Wladimir was not finished with the WBO. After a couple of perfunctory wins, he was paired with Brewster for the vacant title.
While Wladimir pounded on Brewster, dominating the early part of the fight, Lamon was able to hang in. Wladimir tired badly and Brewster, plugging along, never quit despite the beating. He officially stopped Wladimir in five rounds, but more importantly he took with him some of the luster Klitschko had given to the WBO belt.
What all this really means for Lamon Brewster and Andrew Golota is that the winner is in the thick of the heavyweight picture. A win guarantees participation in whatever unification series that takes place.

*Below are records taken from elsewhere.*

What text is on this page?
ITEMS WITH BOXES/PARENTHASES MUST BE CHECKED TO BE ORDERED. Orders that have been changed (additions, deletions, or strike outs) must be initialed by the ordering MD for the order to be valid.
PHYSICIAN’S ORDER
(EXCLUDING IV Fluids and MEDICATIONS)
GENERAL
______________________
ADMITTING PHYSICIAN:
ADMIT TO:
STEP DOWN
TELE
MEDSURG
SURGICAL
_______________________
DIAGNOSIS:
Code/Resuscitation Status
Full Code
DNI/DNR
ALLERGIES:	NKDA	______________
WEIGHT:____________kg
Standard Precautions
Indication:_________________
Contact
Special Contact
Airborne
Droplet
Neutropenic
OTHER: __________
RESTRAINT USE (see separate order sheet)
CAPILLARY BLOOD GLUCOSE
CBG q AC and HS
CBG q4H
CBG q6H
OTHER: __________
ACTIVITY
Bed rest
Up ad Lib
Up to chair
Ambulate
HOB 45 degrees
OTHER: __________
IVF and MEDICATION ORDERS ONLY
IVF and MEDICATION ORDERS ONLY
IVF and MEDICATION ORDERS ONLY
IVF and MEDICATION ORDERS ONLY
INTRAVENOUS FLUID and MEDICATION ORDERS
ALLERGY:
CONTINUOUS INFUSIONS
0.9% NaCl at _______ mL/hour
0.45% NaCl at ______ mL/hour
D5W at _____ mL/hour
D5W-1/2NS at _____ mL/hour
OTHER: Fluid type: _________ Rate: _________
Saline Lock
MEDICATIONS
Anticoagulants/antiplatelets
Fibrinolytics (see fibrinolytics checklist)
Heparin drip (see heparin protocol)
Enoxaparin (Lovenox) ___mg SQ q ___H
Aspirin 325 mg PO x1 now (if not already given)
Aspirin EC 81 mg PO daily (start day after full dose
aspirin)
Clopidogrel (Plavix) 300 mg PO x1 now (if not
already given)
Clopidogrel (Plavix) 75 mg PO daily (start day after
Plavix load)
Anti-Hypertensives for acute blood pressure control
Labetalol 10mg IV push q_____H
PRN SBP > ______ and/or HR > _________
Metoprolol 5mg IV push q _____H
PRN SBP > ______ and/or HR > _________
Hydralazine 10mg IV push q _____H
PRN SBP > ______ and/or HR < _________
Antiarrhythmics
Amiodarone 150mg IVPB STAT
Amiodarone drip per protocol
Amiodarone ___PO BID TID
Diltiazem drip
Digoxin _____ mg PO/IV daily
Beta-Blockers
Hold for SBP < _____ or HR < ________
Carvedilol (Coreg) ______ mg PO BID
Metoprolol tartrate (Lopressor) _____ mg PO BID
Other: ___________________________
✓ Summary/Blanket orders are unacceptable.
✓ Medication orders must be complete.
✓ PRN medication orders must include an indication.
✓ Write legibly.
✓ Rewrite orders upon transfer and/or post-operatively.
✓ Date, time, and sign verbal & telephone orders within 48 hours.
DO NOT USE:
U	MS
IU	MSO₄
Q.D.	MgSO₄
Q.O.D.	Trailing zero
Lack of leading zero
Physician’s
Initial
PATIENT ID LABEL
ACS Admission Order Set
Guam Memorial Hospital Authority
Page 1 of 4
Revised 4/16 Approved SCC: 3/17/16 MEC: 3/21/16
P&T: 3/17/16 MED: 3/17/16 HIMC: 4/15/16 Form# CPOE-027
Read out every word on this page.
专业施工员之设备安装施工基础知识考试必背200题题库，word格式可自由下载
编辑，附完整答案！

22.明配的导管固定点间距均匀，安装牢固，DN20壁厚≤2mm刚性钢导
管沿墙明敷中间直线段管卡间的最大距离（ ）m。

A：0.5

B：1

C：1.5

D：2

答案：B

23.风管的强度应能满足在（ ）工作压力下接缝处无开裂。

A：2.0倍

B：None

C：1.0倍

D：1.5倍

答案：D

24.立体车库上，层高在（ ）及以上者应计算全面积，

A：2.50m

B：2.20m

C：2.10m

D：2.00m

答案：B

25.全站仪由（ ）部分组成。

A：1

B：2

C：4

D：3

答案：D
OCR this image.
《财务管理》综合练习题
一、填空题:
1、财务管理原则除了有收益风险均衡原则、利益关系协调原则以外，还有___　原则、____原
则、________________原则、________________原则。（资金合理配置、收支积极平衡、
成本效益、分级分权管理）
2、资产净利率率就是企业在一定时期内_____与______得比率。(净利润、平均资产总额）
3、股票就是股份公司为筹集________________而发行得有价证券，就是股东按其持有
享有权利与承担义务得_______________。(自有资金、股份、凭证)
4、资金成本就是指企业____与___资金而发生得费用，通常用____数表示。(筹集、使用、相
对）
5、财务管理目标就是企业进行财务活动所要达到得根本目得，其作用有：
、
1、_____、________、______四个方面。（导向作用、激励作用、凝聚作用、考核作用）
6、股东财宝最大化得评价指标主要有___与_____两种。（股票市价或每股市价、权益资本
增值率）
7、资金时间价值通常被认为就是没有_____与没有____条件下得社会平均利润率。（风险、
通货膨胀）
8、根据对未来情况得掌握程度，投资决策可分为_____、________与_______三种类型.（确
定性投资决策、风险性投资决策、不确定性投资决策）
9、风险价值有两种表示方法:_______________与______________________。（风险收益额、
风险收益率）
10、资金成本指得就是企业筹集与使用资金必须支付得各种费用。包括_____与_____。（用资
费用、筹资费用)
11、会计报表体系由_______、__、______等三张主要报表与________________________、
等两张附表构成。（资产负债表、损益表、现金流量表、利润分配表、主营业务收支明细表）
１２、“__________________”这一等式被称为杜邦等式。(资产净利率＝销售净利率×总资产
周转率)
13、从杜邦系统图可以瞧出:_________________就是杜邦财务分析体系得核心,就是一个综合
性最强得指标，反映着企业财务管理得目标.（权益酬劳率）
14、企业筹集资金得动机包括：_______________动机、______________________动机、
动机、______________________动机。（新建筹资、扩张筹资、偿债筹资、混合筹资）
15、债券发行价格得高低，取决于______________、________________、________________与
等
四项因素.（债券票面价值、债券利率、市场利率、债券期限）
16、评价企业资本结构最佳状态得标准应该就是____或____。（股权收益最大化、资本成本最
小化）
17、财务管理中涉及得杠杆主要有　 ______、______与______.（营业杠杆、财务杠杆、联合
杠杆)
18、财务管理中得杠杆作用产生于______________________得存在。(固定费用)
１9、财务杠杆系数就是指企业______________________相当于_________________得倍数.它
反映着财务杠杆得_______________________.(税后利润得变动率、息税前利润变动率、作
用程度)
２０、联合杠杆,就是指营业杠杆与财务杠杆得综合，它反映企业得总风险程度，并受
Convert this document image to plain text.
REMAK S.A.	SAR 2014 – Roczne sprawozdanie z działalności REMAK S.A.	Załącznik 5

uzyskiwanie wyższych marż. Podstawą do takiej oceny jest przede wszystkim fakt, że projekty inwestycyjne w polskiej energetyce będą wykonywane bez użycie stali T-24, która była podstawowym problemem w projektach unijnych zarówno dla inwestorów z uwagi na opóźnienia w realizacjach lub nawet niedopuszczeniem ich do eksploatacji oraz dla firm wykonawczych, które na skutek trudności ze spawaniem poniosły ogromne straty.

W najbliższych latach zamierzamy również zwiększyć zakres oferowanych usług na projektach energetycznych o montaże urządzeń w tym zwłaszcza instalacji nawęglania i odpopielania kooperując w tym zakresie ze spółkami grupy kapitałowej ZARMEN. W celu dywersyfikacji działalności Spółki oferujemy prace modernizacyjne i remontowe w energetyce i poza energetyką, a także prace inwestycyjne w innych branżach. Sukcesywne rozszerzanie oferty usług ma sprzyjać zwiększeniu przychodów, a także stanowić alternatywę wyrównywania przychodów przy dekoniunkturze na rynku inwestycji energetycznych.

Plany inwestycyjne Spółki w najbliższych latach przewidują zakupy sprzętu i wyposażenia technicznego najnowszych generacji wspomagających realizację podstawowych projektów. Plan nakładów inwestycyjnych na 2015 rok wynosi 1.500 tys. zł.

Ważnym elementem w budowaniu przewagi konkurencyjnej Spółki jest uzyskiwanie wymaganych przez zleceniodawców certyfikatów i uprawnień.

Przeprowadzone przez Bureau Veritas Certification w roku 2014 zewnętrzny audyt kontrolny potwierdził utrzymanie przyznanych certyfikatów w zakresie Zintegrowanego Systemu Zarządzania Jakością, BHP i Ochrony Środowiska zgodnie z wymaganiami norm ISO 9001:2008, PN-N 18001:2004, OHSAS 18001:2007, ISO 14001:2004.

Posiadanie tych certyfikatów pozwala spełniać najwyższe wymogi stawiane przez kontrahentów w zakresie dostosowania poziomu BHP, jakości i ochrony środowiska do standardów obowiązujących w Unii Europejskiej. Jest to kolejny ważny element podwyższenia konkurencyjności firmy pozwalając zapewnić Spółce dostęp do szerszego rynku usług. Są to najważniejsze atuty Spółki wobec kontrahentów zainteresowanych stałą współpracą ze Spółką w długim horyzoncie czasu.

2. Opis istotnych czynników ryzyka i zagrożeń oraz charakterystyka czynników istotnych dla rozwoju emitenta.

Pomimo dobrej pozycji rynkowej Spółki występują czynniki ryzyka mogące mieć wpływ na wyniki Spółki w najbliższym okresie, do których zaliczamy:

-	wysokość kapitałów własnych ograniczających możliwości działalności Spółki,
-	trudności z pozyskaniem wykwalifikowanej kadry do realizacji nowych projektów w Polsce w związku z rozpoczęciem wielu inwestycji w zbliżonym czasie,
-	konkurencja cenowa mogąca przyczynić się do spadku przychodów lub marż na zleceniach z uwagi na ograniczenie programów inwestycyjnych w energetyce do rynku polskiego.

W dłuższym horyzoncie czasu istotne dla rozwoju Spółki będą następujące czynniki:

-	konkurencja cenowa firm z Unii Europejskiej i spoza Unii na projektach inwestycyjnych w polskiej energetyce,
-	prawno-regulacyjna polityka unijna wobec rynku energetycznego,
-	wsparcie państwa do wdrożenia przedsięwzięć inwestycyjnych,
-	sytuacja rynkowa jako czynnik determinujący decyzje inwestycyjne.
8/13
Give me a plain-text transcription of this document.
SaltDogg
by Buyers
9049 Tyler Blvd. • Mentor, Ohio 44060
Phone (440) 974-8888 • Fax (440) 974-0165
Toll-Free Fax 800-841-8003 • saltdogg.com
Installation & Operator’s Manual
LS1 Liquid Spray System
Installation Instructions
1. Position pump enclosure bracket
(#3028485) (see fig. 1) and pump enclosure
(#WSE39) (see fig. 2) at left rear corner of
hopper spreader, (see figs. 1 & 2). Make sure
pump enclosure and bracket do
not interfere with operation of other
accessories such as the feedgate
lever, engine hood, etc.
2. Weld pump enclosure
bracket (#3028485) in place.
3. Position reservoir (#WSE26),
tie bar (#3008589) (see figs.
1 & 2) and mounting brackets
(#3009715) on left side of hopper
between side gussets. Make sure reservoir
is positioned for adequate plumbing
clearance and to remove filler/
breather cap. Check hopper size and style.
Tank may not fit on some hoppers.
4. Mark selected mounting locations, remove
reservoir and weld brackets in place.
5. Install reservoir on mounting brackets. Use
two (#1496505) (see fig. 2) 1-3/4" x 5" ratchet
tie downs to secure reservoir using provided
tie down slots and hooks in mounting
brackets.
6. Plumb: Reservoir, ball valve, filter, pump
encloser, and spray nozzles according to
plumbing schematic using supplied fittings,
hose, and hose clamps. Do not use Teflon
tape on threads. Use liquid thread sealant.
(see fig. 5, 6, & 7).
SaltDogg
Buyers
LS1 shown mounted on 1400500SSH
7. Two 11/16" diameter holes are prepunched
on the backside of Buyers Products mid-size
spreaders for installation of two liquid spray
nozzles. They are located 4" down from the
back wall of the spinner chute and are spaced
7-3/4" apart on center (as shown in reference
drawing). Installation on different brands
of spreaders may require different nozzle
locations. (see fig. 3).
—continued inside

Brewster with previous decision losses to Charles Shufford (L 10, Oct. 21, 2000) and Clifford Etienne (L 10, May 6, 2000), was, until the Klitschko bout, a mere curiosity to most observers and was one fight away from being considered a journeyman.
Golota’s plight is well documented and he too was close to being relegated to the club circuit after his disaster against then-WBC champion Lennox Lewis (KO by 1, Oct. 4, 1997) and a puzzling loss to the rising Michael Grant (KO by 10, Nov. 20, 1999).
Both fighters realize that this chance is really a chance at being positioned for actual big fights. It is probably the very, very, very last chance for Golota given his age, 37, and the fact that there are no new belts to contend for if this attempt fails.
For Brewster, a loss would mean a long-road ahead before getting another big shot. A unification series could tie-up the division for a year and the emergent unified champion could offer only a few defenses a year.
The WBO title will likely once again drop off into obscurity when (and if) the championships are unified. It has indeed served as a good launch pad, but if there is any mercy, we won’t be in the position of having four champions for very long.
Fortunately, the WBO seems to be pushing hard to once again send its title to the back of the line with an upcoming title “eliminator” bout between contender and Lance Whitaker and Luan Krasniqi. Krasniqi, you will undoubtedly remember, is coming off a stellar 12-round draw in defense of his European championship against Timo Hoffmann.
What? You say you don’t know either of them? Welcome to the fascinating ratings of the WBO. Can we presume that if the winner of Brewster-Golota refuses to defend against Whitaker-Krasniqi he will be stripped? We can only hope such a scenario presents itself. Then, the WBO championship will once again remove itself from any credibility it may have garnered.
If only the other alphabets would follow suit.